The responsibilities for business associates are vast and varied; they could require anything from new software to new personnel. What's more, Leeds points out, anyone can be a business associate of a health plan - a vendor, a consultant or even a lawyer.
Both Leeds and Maher emphasize that employers should consider how to train relevant members of their workforces in the new requirements as part of their ongoing compliance efforts. This time around, they point out, the rules come with teeth.
"Pay attention to HIPAA," Maher urges. "There's real enforcement now; I would not overlook this one. I think in the past people have overlooked HIPAA, and I think it's time that entities that are subject to it truly pay attention. ...The penalties were increased by the HITECH Act, and HHS is really auditing for compliance now. We've seen action from state attorneys general. In Minnesota for example, our state attorney general took action under HIPAA" as result of a missing laptop.

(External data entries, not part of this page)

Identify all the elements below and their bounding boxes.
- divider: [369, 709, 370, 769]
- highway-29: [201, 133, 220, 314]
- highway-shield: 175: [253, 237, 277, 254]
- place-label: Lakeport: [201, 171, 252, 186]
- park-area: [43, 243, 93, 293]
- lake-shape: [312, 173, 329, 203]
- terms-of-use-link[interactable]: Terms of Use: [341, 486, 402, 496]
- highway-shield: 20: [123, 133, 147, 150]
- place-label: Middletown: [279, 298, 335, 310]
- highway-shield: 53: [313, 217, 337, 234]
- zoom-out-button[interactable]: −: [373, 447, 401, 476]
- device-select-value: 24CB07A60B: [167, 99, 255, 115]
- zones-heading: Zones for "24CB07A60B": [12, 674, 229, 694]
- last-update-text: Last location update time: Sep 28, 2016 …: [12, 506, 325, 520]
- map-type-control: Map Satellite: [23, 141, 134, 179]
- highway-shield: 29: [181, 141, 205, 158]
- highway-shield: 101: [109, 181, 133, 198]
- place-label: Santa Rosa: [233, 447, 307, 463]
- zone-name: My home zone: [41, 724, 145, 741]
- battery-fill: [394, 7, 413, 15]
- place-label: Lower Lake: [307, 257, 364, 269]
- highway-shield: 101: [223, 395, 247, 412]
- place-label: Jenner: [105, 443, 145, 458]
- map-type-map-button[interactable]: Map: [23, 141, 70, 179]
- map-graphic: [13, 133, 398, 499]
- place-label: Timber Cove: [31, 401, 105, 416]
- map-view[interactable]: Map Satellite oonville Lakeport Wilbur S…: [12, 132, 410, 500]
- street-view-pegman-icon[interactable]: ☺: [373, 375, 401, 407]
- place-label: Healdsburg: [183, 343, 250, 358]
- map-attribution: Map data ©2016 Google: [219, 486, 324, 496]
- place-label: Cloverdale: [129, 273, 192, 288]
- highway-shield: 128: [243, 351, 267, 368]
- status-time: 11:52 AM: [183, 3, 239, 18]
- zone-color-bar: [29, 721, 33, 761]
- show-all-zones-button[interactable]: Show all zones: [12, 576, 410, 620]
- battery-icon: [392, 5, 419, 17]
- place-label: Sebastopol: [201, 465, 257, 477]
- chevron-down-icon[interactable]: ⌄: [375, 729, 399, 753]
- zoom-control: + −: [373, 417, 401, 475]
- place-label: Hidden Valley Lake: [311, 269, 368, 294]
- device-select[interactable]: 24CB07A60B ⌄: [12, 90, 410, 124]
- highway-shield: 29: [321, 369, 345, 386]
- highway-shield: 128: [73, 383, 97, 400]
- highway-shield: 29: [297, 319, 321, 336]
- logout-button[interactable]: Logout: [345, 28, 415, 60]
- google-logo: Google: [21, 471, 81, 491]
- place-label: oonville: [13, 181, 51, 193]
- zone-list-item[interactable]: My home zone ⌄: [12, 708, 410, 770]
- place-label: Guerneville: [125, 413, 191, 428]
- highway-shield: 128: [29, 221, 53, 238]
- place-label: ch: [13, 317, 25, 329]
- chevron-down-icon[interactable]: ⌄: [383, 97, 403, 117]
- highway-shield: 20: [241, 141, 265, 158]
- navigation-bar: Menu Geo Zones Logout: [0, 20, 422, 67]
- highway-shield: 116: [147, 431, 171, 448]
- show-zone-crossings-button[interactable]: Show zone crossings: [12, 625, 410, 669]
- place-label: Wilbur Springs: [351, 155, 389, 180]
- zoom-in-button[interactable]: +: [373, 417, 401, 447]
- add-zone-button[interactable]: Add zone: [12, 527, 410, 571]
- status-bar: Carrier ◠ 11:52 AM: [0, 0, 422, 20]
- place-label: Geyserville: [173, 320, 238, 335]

Rules expand patient rights
The new HIPAA rules also expand individual rights, according to the Department of Health and Human Services. Patients can ask for a copy of their electronic medical record in an electronic form. When individuals pay by cash they can instruct their provider not to share information about their treatment with their health plan. Moreover, there are new limits on how information is used and disclosed for marketing and fundraising purposes and the rules prohibit the sale of an individual's health information without their permission.
The final rule also reduces burden by streamlining individuals' ability to authorize the use of their health plan information for research purposes. The rule makes it easier for parents and others to give permission to share proof of a child's immunization with a school and gives covered entities and business associates up to one year after the 180-day compliance date to modify contracts to comply with the rule.
The federal government's Office for Civil Rights has created a number of communication materials, available at www.hhs.gov/ocr, to educate consumers about their health privacy rights. These include:
* The Right to Access and Correct Your Health Information (video).
* Your New Rights Under HIPAA (video).
* Your Health Information Privacy Rights (pamphlet).